The Plan is egregious. On its face, it appears to interfere with corporate democracy and serve only to entrench management and the current Board and protect the value-destroying Bonanza Acquisition. Because of its engineered opacity, the Icahn Parties have asked the Board to confirm whether the Plan would prevent certain actions by the Icahn Parties and others. The Icahn Parties would not be shocked to learn that the Board knows little about the operation of the Plan and was not adequately briefed concerning the operation of its terms.

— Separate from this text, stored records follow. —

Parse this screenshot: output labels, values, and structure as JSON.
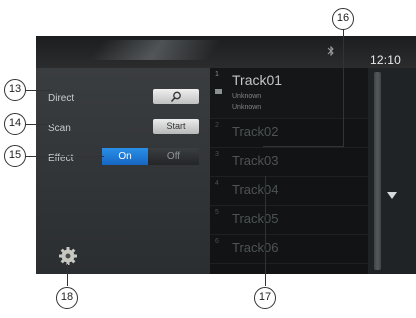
{
  "status": {
    "time": "12:10"
  },
  "settings": {
    "direct_label": "Direct",
    "scan_label": "Scan",
    "scan_button": "Start",
    "effect_label": "Effect",
    "effect_on": "On",
    "effect_off": "Off"
  },
  "tracks": [
    {
      "num": "1",
      "name": "Track01",
      "artist": "Unknown",
      "album": "Unknown",
      "active": true
    },
    {
      "num": "2",
      "name": "Track02"
    },
    {
      "num": "3",
      "name": "Track03"
    },
    {
      "num": "4",
      "name": "Track04"
    },
    {
      "num": "5",
      "name": "Track05"
    },
    {
      "num": "6",
      "name": "Track06"
    }
  ],
  "callouts": [
    "13",
    "14",
    "15",
    "16",
    "17",
    "18"
  ],
  "icons": {
    "bluetooth": "bluetooth-icon",
    "search": "search-icon",
    "settings": "gear-icon",
    "scroll_down": "chevron-down-icon"
  }
}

But, if the Board was not adequately briefed then the validity of the Plan’s adoption is questionable, while if it was briefed, and if the Plan is intended to bar stockholders from working together to stop the Bonanza Acquisition, then it is invalid as a breach of fiduciary duty.

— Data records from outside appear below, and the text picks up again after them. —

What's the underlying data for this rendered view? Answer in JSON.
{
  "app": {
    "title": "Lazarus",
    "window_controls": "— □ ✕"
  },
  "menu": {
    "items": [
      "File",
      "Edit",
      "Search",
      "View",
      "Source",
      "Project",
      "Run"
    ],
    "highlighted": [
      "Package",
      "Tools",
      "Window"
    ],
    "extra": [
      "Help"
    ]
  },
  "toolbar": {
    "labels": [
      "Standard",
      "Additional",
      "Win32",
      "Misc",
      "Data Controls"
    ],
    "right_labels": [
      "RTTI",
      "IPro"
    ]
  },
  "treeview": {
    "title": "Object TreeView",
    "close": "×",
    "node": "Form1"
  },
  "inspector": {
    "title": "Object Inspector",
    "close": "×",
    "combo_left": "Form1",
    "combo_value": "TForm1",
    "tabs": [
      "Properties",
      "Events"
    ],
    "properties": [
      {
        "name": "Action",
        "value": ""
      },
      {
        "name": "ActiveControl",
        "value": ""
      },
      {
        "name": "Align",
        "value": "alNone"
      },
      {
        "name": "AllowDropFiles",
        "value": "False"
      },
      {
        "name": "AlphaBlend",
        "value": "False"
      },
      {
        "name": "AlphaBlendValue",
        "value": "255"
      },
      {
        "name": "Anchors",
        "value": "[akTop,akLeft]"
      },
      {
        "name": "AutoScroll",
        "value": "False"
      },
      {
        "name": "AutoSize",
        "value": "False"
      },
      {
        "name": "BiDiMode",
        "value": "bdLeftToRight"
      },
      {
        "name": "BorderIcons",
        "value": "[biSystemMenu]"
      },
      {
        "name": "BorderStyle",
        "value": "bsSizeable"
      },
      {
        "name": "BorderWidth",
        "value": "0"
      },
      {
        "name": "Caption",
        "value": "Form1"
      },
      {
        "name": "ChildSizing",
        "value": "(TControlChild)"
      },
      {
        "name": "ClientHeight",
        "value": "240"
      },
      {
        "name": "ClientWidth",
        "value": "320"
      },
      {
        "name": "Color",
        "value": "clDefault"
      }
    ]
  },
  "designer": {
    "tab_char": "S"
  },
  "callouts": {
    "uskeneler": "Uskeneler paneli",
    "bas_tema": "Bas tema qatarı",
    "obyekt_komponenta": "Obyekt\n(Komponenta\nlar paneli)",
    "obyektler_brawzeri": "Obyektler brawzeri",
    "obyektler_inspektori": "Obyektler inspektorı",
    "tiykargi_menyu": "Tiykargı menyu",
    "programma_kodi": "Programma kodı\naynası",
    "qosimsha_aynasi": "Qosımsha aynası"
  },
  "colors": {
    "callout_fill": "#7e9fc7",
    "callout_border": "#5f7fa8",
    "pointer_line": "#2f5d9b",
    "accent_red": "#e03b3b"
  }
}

The list of documents sought herein is designed to find answers to the questions raised by the Bonanza Acquisition and the Plan and to allow the Icahn Parties, should they in the future determine to do so, to take whatever action is appropriate and necessary to get the Company back on the proper course.

 

 

* * *

The undersigned hereby authorizes Stephen E. Jenkins, Esq. and Richard D. Heins, Esq. of Ashby & Geddes, Wilmington, DE and their respective partners, associates, employees and any other persons designated by Stephen E. Jenkins or Richard D. Heins, acting together, singly or in combination, to conduct, as its agents, the inspection and copying requested herein and otherwise act on behalf of the undersigned pursuant to the attached power of attorney.

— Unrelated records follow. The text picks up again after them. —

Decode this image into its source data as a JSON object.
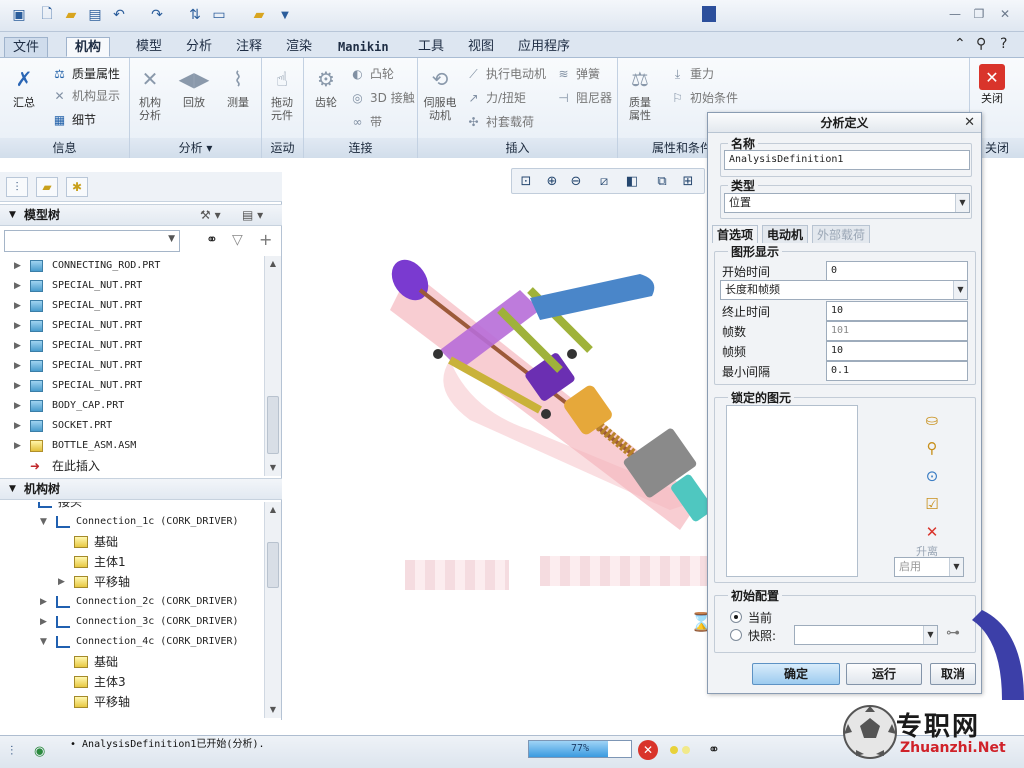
{
  "window": {
    "title": ""
  },
  "ribbon_tabs": [
    "文件",
    "机构",
    "模型",
    "分析",
    "注释",
    "渲染",
    "Manikin",
    "工具",
    "视图",
    "应用程序"
  ],
  "ribbon": {
    "info": {
      "title": "信息",
      "summary": "汇总",
      "mass_props": "质量属性",
      "mech_display": "机构显示",
      "detail": "细节"
    },
    "analysis": {
      "title": "分析",
      "mech_analysis": "机构\n分析",
      "playback": "回放",
      "measure": "测量"
    },
    "motion": {
      "title": "运动",
      "drag": "拖动\n元件"
    },
    "connection": {
      "title": "连接",
      "gear": "齿轮",
      "cam": "凸轮",
      "contact3d": "3D 接触",
      "belt": "带"
    },
    "insert": {
      "title": "插入",
      "servo": "伺服电\n动机",
      "exec_motor": "执行电动机",
      "force_torque": "力/扭矩",
      "bushing": "衬套载荷",
      "spring": "弹簧",
      "damper": "阻尼器"
    },
    "props": {
      "title": "属性和条件",
      "mass": "质量\n属性",
      "gravity": "重力",
      "init_cond": "初始条件"
    },
    "close": {
      "title": "关闭",
      "label": "关闭"
    }
  },
  "model_tree": {
    "title": "模型树",
    "items": [
      {
        "name": "CONNECTING_ROD.PRT",
        "type": "part"
      },
      {
        "name": "SPECIAL_NUT.PRT",
        "type": "part"
      },
      {
        "name": "SPECIAL_NUT.PRT",
        "type": "part"
      },
      {
        "name": "SPECIAL_NUT.PRT",
        "type": "part"
      },
      {
        "name": "SPECIAL_NUT.PRT",
        "type": "part"
      },
      {
        "name": "SPECIAL_NUT.PRT",
        "type": "part"
      },
      {
        "name": "SPECIAL_NUT.PRT",
        "type": "part"
      },
      {
        "name": "BODY_CAP.PRT",
        "type": "part"
      },
      {
        "name": "SOCKET.PRT",
        "type": "part"
      },
      {
        "name": "BOTTLE_ASM.ASM",
        "type": "asm"
      }
    ],
    "insert_here": "在此插入"
  },
  "mech_tree": {
    "title": "机构树",
    "items": [
      {
        "label": "接头",
        "level": 0
      },
      {
        "label": "Connection_1c  (CORK_DRIVER)",
        "level": 1,
        "exp": "▼"
      },
      {
        "label": "基础",
        "level": 2
      },
      {
        "label": "主体1",
        "level": 2
      },
      {
        "label": "平移轴",
        "level": 2,
        "exp": "▶"
      },
      {
        "label": "Connection_2c  (CORK_DRIVER)",
        "level": 1,
        "exp": "▶"
      },
      {
        "label": "Connection_3c  (CORK_DRIVER)",
        "level": 1,
        "exp": "▶"
      },
      {
        "label": "Connection_4c  (CORK_DRIVER)",
        "level": 1,
        "exp": "▼"
      },
      {
        "label": "基础",
        "level": 2
      },
      {
        "label": "主体3",
        "level": 2
      },
      {
        "label": "平移轴",
        "level": 2
      }
    ]
  },
  "dialog": {
    "title": "分析定义",
    "name_label": "名称",
    "name_value": "AnalysisDefinition1",
    "type_label": "类型",
    "type_value": "位置",
    "tabs": [
      "首选项",
      "电动机",
      "外部载荷"
    ],
    "graph_display": "图形显示",
    "start_label": "开始时间",
    "start_value": "0",
    "mode_value": "长度和帧频",
    "end_label": "终止时间",
    "end_value": "10",
    "frames_label": "帧数",
    "frames_value": "101",
    "rate_label": "帧频",
    "rate_value": "10",
    "min_label": "最小间隔",
    "min_value": "0.1",
    "locked_title": "锁定的图元",
    "upgrade": "升离",
    "enable_value": "启用",
    "init_title": "初始配置",
    "current": "当前",
    "snapshot": "快照:",
    "ok": "确定",
    "run": "运行",
    "cancel": "取消"
  },
  "status": {
    "message": "• AnalysisDefinition1已开始(分析).",
    "progress_percent": 77,
    "progress_text": "77%"
  },
  "brand": {
    "cjk": "专职网",
    "en": "Zhuanzhi.Net"
  },
  "colors": {
    "ribbon_bg": "#e7eef6",
    "accent": "#3a9ae0",
    "close_red": "#d9342b"
  }
}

Please advise the undersigned’s representative, Jesse A. Lynn, Esq. (212-702-4331, [email protected]) as promptly as practicable whether you voluntarily will supply the requested information and, if so, when and where the items demanded above will be made available to the undersigned.

 

Very truly yours,

 

HIGH RIVER LIMITED PARTNERSHIP

By: Hopper Investments LLC, its general partner

By: Barberry Corp., its sole member

 

By: __________________________________

Name: Keith Cozza

Title: Secretary

 

ICAHN PARTNERS LP

 

By: __________________________________

Name: Keith Cozza

Title: Chief Operating Officer

 

ICAHN PARTNERS MASTER FUND LP

 

By: __________________________________

Name: Keith Cozza

Title: Chief Operating Officer

 

 

SWORN TO AND SUBSCRIBED

before me this 1st day of December, 2017

 

___________________________________

Notary Public

[Signature page to Demand to Inspect Books and Records

of SandRidge Energy, Inc. Pursuant to 8 Del. C. § 220]

 

POWER OF ATTORNEY

KNOW ALL MEN that each of the undersigned does hereby make constitute and appoint: Stephen E. Jenkins, Esq. and Richard D. Heins, Esq. of Ashby & Geddes; and their respective partners, associates, employees and any other persons designated by any of them, their true and lawful attorneys-in-fact and agents for them in their names, places and steads giving and granting unto said attorneys and agents full power and authority to act on their behalf, as stockholders of SandRidge Energy, Inc.., to seek the production, and to engage in the inspection and copying, of records and documents of every kind and description.

Each of the undersigned reserves all rights on its part to do any act which said attorneys hereby are authorized to do or perform. This Power of Attorney may be terminated by each of the undersigned or said attorneys by written notice to the other.

 

HIGH RIVER LIMITED PARTNERSHIP

By: Hopper Investments LLC, its general partner

By: Barberry Corp., its sole member

 

By: __________________________________

Name: Keith Cozza

Title: Secretary

 

ICAHN PARTNERS LP

 

By: __________________________________

Name: Keith Cozza

Title: Chief Operating Officer

 

ICAHN PARTNERS MASTER FUND LP

 

By: __________________________________

Name: Keith Cozza

Title: Chief Operating Officer

 

 

SWORN TO AND SUBSCRIBED

before me this 1st day of December, 2017

 

___________________________________

Notary Public

 

_________________________________

(1) Parties who are “acting in concert” are deemed by the Plan to be co-beneficial owners of both parties’ shares, which appears to mean that if the Icahn Parties are deemed to be “acting in concert” with any other shareholder, the Plan will be triggered, with potentially devastating consequences for the Icahn Parties.